Today I am using ballast, but in my early days of modeling I was using absorbs it
is a oil absorb granules, the idea was keep the track dry as well.

Andre.


----------



## Big Mike (Dec 2, 2011)

AG216 said:


> Today I am using ballast, but in my early days of modeling I was using absorbs it
> is a oil absorb granules, the idea was keep the track dry as well.
> 
> Andre.


this would work, if you can control the dust produced by this product, it is smaller in size and is closer to the right color than kitty litter.

colored sand also works ok, but is better suited for an HO layout. JMO..........mike


----------



## seabilliau (Dec 12, 2011)

Handy,
I like your idea of a solid piece rather than a gravel type. I'm not apposed to gravel, I just have this image in my head of what I'd like and though I can't see it clearly, it's more of a solid bed rather than a gravel type.
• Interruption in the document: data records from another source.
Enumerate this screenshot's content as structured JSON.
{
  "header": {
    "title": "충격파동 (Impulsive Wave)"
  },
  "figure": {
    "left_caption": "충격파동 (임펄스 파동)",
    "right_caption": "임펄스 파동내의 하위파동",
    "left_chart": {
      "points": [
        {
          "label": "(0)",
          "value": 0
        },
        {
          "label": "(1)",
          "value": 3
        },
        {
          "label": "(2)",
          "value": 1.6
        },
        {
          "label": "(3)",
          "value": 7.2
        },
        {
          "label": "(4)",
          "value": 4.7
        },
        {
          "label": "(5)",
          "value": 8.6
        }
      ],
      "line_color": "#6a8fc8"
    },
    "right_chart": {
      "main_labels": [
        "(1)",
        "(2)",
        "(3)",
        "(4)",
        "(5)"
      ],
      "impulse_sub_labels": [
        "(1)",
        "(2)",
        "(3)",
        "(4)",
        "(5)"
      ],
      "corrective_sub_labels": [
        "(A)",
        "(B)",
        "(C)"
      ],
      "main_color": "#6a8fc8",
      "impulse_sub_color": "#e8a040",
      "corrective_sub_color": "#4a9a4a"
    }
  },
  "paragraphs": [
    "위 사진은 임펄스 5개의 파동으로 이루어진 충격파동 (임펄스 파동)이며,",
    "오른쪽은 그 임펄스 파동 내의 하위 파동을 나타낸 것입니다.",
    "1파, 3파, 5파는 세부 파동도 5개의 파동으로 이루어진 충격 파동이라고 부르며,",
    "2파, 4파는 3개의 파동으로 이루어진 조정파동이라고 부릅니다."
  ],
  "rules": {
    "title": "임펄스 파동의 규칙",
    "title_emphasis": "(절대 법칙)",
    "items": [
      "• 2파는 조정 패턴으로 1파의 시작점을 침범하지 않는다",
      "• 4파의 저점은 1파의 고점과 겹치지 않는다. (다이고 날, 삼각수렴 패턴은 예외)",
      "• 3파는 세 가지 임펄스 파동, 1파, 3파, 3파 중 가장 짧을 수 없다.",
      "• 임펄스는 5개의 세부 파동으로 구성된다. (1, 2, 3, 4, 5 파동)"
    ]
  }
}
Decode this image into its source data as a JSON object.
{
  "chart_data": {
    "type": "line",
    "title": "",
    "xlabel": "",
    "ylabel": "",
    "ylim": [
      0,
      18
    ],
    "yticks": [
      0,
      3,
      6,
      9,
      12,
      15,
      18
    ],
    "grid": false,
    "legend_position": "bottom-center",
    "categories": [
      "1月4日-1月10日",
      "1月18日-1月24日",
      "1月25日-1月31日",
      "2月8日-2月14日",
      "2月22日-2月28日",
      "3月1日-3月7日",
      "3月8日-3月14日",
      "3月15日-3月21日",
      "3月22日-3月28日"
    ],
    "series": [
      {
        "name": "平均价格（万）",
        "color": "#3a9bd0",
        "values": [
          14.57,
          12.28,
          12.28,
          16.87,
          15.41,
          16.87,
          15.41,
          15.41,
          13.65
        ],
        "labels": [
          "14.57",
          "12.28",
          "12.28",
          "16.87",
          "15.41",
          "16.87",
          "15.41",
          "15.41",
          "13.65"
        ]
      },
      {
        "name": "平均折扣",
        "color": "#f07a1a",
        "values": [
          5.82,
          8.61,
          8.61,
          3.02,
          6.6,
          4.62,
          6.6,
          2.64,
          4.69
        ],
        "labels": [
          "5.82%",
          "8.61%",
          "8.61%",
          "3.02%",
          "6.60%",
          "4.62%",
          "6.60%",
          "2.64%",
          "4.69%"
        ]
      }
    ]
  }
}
Thanks for everyone's input!


----------



## AG216 (Sep 28, 2011)

Big Mike said:


> this would work, if you can control the dust produced by this product, it is smaller in size and is closer to the right color than kitty litter.
> 
> colored sand also works ok, but is better suited for an HO layout. JMO..........mike


Agree is dusty but you can control it shaking it or casting.
AG.


----------



## lionellines (May 18, 2011)

You don't say whether your layout is toy-ish or high rail-ish. If it's toy-ish in looks, gray carpet padding would look good and reduce noise at the same time.


----------



## seabilliau (Dec 12, 2011)

It's definately toy. I like the carpet idea but I'm worried about fibers... I hear tell a fiber rich diet isn't good for trains :laugh::laugh::laugh: hwell:


----------



## lionellines (May 18, 2011)

The carpet pad I referred to does not have fibers that would get into and damage a train. I just recently bought some for use under a new oriental rug. The carpet pad is a medium dark gray color with darker flex randomly dispersed through out. It had a no-skid rubbery material on the bottom. It's the perfect height for ballast and cuts very easily with a utility knife. Not expensive at all, either.


----------



## seabilliau (Dec 12, 2011)

Do you have a picutre or a brand/type name?


----------